18.07.2023

"Einen Tag vor der Hochzeit die volle Bräune holen geht nicht!"

Agnes Wachowski, Inhaberin Sonnenstudio Tropic Sun in Spaichingen

Die Kraft der Sonne…Unzählige Male thematisiert. Sonnenlicht hilft gegen Stress, bildet in der Haut das wichtige Vitamin D, sorgt für eine bessere Durchblutung, reguliert den Blutzucker, normalisiert den Blutdruck, stärkt das Immunsystem, macht fit, wach, kurbelt die Produktion von Glückshormonen an und lockert die Muskulatur. Daneben stehen Gesichts- oder Körperbräune („Ich will endlich braun werden“) immer noch für Attraktivität und körperliche Anziehungskraft. Warum eigentlich? Bis zum Beginn des 20. Jahrhunderts galt dunkle, gegerbte Haut als verpöntes Merkmal von Bauern, Sklaven und Seeleuten, die unter freiem Himmel arbeiten mussten. Die Oberschicht versteckte jeden Quadratzentimeter des Körpers mit Schirmen und Hüten, Handschuhen, langen Hosen oder Röcken. Selbst zum Strand ging es in voller Montur. Kein einziger Sonnenstrahl sollte die Haut berühren. Mit giftigen Bleichmitteln, Puder oder gar einem Aderlass versuchte man, vornehm blass auszusehen.

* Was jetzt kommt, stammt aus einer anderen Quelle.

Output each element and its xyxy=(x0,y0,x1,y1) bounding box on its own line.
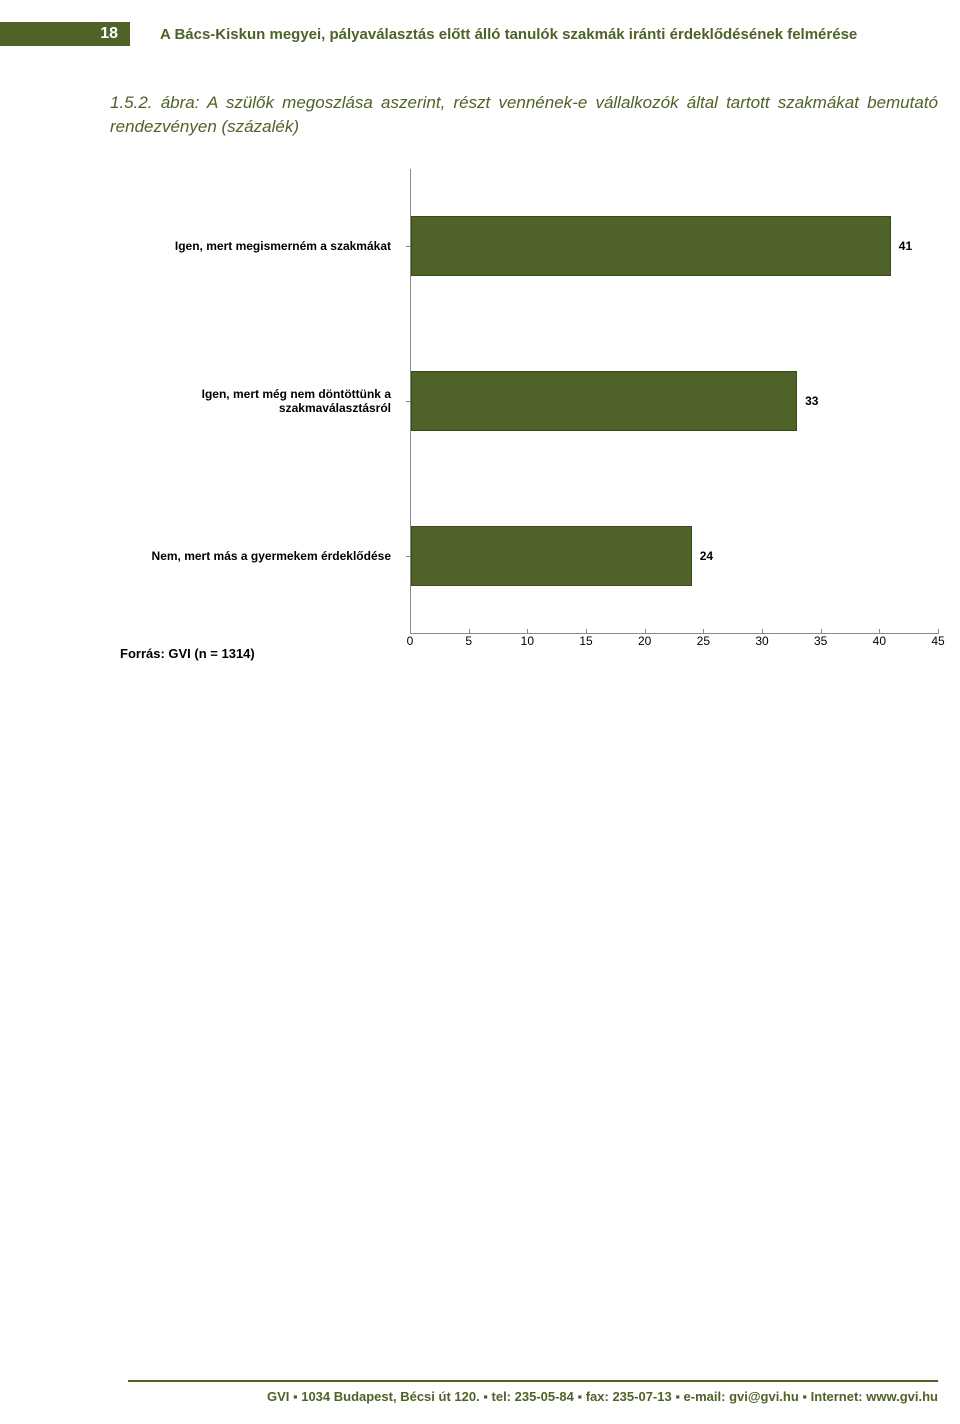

Um 1900 befreiten sich die Lebensreformer und Naturfreunde als Erste von diesen Zwängen, tanzten nackt über Wiesen und frönten dem FKK-Sonnenbaden. Zudem erkannten Ärzte die positive Wirkung der UV-Strahlen (siehe oben). In Scharen wurden Patienten in Sanatorien zu Licht- und Lufttherapien geschickt. Stundenlang aalten sich Kururlauber auf Terrassen und Veranden, wendeten sich auf ihren Liegen wie Grillhähnchen. Unvergessen die französische Mode-Designerin Coco Chanel (1883-1971), welche es schaffte, gebräunte Haut auch in der Modewelt als Schönheitsideal zu etablieren. 1923 trat sie bewusst stark gebräunt nach einem unfreiwilligen Sonnenbrand vor die Fotografen und engagierte fortan für den Laufsteg gebräunte Models. Mit Erfolg: Braunsein wurde europaweit als „sexy“ eingestuft. Und das änderte sich auch nicht mehr so schnell. Einer von vielen Belegen: 1971 änderte der Spielzeugkonzern Mattel den „Look“ seiner Spielzeugpuppe „Barbie“: von bislang schneeweiß zu stark gebräunt.

Mit der Erfindung der „Sonnenbank“ Mitte der 1970er Jahre gab es dann kein Halten mehr. Die Deutschen brutzelten teilweise täglich im künstlichem UV-Licht. Noch während der 1980er und 1990er Jahre gab es in jeder Kleinstadt gleich mehrere Sonnenstudios. „Vollbraun“ war hochmodern. Zahlreiche Promis lebten diesen „Style“ vor. Dieter Bohlen und Thomas Anders von „Modern Talking“ oder die Sängerin Sandra etwa galten in Deutschland als gebräunte Ikonen der Sonnenbank-Industrie. Doch die Ernüchterung folgte durch die Entdeckung des Ozonlochs Mitte der 1980er Jahre. Aufklärungskampagnen informierten zum Thema „Hautkrebs“. In gleichem Maße, wie aus diesem Grund die behördlichen Auflagen für Sonnenstudios stiegen, sanken deren Besucherzahlen und damit auch die Zahl existierender Betriebe.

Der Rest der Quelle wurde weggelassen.